SEMICON West 2016

PixelEXX Systems: Seeing Beyond the Boundries of the Human Eye- Kenneth Bradley, PixelEXX (Room Innovation and IoT Theater, North Hall)

12 Jul 16
12:19 PM - 12:27 PM

Tracks: Silicon Innovation Forum

Abstract:

PixelEXX is developing the world’s smallest camera. Using our patented semiconductor technology, we can implement pixels of hundreds of nanometers, creating miniaturized high-resolution cameras. While our competitors are limited by the smallest industry standards (~1micron), and require heavy process and design innovations to overcome limitations of pixel performance, our low-noise, 250 nanometer pixels deliver three orders of magnitude greater responsivity than traditional 1-5 micron pixel architectures, allowing us to dramatically shrink the size of the camera without sacrificing image quality.

The competitive advantage of PixelEXX cameras ultimately derives from the performance of the PixelEXX optical sensor. Traditional sensors have decreased capacity to store charge as their area decreases. This decreases the upper threshold of CMOS/CCD pixels' intensity limit. In contrast, the PixelEXX sensor does not experience the same reduction of maximum intensity threshold with decreasing size. The PixelEXX sensor also benefits from improved noise characteristics at small size.

Traditionally camera designs benefit by employing the maximum sensor-pixel size while still resolving the circle of confusion determined by the camera optics (typically 2 or 3 pixels across the circle of confusion). Reducing tradition pixel size below this number substantially degrades performance because these pixels’ maximum threshold scales with area and their noise properties degrade with decreasing area. For example, with 10 pixels per circle of confusion the maximum light intensity measurable per resolvable spot is unchanged (each pixel can measure 1/10 the light, but the same light is spread over 10 pixels); however, the noise per pixel is now substantially increased resulting in a highly degraded image. Contrast this to the camera design considerations using a PixelEXX sensor. Increasing the number of pixels per circle of confusion does not substantially effect the maximum light threshold per pixel, nor does it effect each pixels intrinsic noise level. Considering PixelEXX sensors in the example, 10 smaller pixels instead of 1 larger pixel per circle of confusion increases the maximum measurable intensity by a factor of 10 without increasing the noise contributed to the image. This enables currently unachievable image contrast in a compact camera, providing a competitive advantage by delivering a crucial product benefit unavailable to other technologies or providers. 
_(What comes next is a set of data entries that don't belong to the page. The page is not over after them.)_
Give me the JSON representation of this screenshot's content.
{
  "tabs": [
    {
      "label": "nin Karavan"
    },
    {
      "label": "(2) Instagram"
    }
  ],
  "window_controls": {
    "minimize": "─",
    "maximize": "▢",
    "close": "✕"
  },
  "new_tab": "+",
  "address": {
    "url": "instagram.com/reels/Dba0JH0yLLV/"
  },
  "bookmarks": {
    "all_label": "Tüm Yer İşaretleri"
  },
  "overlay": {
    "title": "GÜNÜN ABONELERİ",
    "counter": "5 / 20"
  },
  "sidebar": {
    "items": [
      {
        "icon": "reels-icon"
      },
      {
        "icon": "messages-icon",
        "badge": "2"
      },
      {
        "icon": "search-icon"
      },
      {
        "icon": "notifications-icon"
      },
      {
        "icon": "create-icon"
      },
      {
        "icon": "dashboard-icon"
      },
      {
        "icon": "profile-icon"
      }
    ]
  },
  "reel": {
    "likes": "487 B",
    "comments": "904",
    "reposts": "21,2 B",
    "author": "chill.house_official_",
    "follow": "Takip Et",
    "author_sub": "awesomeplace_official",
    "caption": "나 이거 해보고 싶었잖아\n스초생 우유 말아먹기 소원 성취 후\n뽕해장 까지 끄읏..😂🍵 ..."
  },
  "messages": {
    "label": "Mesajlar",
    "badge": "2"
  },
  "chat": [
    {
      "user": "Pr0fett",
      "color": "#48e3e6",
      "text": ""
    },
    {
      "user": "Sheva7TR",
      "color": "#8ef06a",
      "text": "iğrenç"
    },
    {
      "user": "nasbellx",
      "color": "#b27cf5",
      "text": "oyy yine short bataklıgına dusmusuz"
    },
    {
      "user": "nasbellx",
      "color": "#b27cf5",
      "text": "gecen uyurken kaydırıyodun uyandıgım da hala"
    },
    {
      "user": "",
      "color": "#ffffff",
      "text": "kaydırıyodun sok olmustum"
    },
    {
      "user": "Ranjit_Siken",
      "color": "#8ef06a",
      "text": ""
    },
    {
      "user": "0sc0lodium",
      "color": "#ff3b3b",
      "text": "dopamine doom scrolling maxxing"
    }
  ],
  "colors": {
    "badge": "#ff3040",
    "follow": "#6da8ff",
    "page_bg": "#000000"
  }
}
Finally, having a novel semiconductor structure that enables submicron pixels presents an opportunity to position PixelEXX to lead the next era of imaging. This next era will focus on functionality. With extra pixels, numerous opportunities will be opened up for advanced imaging. The sensor’s small size and fast response times (theory predicts femtosecond response) offer unique opportunities for spatial and temporal oversampling. The resulting large numbers of pixels can be employed in a compact multiaperture arrangement to deliver significantly enhanced color mapping over traditional semiconductor imaging arrays (under normal light conditions), multispectral imaging (under low light conditions), 3-dimensional image reconstruction, motion free auto-focusing, or a combination of the above.

PixelEXX’s first application is centered on medical endoscopy because crucial medical procedures
demand smaller, smarter visualization tools. The company’s accomplished team is working to provide a unique and valuable suite of imaging tools.